If you're following along this far, you should see that potential for a 'use-after-free' bug does still exist. It wasn't enough to nullify the pointer that was passed by value. It would be safer if the code did something like this:
free_mystruct(ms);
ms = 0;
Notice how the above sets the pointer to 0, but it is now the burden of the caller to do this (or ensure that the free'd MyStruct isn't referenced elsewhere in the code).
These types of nuances are common in C, where memory management is ultimately up to the developer. The code that the OP provided isn't buggy itself, but the developer using it should be aware of potential misuses that could result in security bugs.
DIGGING EVEN DEEPER
If we look another layer deeper we can see that free only nullifies the first byte of a dynamically allocated address range. That is why the output from earlier implied that the data at ms was null bytes after the free.
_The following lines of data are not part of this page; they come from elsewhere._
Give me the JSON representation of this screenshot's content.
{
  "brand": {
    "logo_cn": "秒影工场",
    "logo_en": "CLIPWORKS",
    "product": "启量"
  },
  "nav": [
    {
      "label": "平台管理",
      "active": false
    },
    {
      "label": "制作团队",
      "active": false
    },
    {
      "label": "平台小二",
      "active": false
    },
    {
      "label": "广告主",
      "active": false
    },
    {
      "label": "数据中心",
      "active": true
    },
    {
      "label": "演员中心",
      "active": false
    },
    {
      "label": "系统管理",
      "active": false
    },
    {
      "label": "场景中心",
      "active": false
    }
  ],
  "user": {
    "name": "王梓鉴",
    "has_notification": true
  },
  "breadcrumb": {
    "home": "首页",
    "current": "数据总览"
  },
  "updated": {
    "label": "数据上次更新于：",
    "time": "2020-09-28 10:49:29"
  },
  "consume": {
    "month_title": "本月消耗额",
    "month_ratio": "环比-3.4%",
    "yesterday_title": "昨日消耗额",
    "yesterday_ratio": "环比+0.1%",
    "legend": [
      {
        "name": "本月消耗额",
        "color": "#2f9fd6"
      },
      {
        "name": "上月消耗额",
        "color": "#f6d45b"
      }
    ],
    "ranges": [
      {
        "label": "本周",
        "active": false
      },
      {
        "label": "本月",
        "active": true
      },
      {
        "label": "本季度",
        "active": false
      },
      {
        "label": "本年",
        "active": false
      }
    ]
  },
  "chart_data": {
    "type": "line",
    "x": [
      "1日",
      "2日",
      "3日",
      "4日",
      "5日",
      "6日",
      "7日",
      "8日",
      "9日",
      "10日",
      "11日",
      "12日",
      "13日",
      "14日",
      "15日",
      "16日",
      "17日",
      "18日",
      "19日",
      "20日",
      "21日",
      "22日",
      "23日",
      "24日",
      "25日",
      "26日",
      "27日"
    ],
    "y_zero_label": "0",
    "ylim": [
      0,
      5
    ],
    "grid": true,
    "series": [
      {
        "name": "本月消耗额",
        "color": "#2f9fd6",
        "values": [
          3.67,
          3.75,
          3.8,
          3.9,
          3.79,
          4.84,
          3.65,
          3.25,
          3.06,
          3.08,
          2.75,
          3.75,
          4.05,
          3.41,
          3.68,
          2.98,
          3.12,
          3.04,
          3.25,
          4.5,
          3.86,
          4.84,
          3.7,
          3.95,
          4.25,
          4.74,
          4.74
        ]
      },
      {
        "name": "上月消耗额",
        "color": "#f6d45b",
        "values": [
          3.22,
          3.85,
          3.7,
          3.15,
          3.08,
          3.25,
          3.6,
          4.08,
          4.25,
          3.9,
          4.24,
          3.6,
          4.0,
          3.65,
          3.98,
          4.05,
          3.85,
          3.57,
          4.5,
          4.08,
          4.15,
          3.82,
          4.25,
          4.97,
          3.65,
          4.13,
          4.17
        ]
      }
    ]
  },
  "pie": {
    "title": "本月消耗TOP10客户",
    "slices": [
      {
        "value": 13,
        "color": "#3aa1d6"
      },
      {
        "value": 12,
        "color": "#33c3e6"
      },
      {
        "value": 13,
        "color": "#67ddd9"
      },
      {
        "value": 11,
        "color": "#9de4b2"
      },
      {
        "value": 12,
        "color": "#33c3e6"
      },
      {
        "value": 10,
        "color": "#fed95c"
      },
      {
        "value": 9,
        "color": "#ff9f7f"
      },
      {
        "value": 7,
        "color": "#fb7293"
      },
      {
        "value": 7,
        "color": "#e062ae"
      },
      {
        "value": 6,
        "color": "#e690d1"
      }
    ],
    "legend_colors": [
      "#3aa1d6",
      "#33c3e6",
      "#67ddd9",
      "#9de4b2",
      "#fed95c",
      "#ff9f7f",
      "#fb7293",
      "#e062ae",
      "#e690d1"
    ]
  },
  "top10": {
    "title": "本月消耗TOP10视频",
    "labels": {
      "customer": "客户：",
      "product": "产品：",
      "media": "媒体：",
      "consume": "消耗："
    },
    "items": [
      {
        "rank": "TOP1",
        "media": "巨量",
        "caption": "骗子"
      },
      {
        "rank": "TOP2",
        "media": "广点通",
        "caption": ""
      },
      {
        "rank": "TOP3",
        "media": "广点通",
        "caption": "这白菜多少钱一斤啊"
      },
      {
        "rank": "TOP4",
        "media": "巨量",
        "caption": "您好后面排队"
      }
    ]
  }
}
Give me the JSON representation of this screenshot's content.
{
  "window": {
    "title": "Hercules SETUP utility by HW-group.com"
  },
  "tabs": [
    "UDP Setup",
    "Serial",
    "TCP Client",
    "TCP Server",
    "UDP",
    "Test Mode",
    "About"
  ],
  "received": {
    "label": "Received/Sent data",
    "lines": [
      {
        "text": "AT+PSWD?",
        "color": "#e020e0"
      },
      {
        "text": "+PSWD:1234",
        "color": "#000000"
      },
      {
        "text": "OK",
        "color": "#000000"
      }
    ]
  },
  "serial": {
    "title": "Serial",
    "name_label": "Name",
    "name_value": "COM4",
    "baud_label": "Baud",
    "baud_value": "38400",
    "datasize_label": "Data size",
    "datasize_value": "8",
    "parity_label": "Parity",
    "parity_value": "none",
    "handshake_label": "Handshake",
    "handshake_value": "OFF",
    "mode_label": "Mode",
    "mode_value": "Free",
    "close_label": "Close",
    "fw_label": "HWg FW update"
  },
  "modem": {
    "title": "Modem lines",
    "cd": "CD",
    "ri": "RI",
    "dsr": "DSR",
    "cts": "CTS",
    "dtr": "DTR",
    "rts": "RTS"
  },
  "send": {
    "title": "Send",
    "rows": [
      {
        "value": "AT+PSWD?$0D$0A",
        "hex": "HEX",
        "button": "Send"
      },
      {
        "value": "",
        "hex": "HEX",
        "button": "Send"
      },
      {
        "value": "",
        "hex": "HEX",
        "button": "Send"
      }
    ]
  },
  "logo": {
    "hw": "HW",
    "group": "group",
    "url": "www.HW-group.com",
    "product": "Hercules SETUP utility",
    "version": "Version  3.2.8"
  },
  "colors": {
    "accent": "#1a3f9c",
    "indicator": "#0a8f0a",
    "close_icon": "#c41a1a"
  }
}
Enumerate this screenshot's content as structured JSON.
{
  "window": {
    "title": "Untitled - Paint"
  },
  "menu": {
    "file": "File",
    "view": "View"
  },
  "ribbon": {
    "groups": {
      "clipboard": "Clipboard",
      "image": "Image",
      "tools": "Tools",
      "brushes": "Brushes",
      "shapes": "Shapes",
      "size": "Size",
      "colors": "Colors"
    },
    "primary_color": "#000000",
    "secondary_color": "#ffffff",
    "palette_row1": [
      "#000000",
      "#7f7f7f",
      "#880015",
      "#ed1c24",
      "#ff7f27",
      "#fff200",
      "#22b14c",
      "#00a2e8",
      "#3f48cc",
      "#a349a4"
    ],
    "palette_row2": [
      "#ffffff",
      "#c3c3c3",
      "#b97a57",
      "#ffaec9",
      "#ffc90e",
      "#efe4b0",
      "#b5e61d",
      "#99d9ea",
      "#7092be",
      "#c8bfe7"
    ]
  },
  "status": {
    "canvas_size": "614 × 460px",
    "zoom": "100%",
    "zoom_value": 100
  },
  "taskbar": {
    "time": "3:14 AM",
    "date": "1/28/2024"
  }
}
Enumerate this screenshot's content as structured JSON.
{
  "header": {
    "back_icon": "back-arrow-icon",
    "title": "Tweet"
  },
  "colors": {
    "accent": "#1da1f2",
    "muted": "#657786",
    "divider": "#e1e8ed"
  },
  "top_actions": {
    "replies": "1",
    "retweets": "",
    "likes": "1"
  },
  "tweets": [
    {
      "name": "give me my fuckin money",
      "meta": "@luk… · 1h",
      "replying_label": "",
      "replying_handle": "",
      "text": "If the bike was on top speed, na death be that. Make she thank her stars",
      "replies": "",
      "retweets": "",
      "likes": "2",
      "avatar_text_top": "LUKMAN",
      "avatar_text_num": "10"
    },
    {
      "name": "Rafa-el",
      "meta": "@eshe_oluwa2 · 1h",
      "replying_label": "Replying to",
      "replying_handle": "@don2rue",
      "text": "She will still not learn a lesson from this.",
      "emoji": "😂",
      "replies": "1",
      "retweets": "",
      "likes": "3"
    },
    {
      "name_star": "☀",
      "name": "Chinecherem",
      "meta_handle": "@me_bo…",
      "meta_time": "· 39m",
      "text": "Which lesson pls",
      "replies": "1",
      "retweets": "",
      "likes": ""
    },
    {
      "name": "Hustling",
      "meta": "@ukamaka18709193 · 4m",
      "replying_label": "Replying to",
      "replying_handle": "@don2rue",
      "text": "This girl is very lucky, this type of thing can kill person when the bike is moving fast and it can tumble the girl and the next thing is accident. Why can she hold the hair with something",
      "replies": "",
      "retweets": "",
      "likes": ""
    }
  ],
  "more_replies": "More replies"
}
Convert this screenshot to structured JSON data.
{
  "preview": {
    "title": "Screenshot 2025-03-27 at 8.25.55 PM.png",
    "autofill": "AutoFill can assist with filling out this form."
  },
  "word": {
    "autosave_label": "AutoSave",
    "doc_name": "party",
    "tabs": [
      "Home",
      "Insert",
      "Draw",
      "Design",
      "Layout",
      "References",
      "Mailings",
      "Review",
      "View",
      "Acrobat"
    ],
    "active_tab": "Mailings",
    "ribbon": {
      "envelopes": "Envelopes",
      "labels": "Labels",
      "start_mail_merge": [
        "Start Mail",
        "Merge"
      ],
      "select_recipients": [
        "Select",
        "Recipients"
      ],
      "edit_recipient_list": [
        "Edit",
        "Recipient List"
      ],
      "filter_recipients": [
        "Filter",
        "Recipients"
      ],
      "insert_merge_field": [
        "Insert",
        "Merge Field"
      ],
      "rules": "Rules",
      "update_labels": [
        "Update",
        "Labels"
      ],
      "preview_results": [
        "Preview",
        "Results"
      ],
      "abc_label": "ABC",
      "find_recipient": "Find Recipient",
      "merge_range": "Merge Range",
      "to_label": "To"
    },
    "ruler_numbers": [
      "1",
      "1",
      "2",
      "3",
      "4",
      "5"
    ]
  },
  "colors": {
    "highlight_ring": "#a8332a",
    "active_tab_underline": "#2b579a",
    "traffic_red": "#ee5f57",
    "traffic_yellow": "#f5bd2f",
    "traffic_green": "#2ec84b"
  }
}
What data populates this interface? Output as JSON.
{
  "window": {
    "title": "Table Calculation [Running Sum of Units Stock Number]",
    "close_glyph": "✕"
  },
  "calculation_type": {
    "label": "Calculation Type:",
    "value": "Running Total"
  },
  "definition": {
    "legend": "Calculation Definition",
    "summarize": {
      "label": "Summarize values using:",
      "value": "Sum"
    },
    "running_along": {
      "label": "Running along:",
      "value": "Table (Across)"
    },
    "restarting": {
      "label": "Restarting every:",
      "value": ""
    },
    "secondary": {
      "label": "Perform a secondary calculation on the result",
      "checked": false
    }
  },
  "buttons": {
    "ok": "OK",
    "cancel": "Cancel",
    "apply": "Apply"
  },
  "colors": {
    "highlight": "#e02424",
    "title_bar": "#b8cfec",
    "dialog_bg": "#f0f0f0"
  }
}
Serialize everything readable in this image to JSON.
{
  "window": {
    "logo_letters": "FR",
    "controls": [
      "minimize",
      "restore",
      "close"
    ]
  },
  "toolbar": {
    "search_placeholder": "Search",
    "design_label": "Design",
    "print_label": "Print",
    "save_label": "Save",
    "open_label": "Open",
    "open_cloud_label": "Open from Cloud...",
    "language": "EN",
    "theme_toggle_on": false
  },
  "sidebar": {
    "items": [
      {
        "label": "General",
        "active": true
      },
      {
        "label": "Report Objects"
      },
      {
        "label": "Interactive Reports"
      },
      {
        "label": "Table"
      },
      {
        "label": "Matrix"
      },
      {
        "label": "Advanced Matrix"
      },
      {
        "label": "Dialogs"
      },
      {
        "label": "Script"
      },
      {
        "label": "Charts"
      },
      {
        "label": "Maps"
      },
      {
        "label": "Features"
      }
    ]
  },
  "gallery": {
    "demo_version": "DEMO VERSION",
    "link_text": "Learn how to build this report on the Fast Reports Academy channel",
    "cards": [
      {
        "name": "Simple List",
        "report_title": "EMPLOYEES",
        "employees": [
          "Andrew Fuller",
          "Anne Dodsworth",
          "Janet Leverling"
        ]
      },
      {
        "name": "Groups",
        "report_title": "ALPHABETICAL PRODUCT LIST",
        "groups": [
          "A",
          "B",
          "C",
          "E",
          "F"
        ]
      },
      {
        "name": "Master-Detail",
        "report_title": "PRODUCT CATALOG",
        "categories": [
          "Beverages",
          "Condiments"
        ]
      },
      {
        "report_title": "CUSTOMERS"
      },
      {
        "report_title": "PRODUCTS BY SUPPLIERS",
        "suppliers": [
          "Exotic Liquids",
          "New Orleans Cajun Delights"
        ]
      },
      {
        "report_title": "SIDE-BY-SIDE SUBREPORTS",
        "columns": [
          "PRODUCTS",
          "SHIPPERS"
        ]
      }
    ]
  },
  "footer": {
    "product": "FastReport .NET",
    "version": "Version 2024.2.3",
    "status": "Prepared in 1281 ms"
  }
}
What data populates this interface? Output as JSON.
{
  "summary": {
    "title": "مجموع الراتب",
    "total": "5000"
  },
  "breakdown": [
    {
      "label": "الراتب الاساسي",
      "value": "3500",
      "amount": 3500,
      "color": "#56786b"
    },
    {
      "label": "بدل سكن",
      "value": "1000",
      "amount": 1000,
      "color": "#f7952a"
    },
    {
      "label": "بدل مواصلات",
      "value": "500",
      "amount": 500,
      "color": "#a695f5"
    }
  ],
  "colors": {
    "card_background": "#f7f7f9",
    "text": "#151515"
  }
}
In the following example, we can see that is not actually the case.
int main(void) {
// STEP 1: Memory at MyStruct before malloc
puts("STEP 1");
MyStruct* ms;
for (int i = 0; i < sizeof(MyStruct); i++)
printf(" %02hhx", ms[i]);
puts("\n");
// STEP 2: Memory at MyStruct after malloc
puts("STEP 2");
ms = mystruct_new("file.txt");
if (!ms) {
exit(1);
}
printf("The variable `ms` points to: %p\n", ms);
printf("A few bytes at `ms`");
for (int i = 0; i < sizeof(MyStruct); i++)
printf(" %02hhx", ms[i]);
puts("\n");
// STEP 3: Memory at MyStruct after free
puts("STEP 3");
free_mystruct(ms);
printf("The variable `ms` points to: %p\n", ms);
printf("A few bytes at `ms`");
for (int i = 0; i < sizeof(MyStruct); i++)
printf(" %02hhx", ms[i]);
puts("\n");
return 0;
}
Example output:
STEP 1
88 00 80 00 01 01 00 80
STEP 2
The variable `ms` points to: 0x14ce069f0
A few bytes at `ms` a0 00 00 00 03 00 00 00
STEP 3
The variable `ms` points to: 0x14ce069f0
A few bytes at `ms` 00 00 60 00 03 00 00 00
The main takeaway here is that free(...) does not nullify all of the bytes in the memory that was de-allocated. That means that the data stored at a dynamically allocated location may remain in memory after free(...) is called.
This is yet another reason why not setting ms = NULL after deallocating the structure could be dangerous.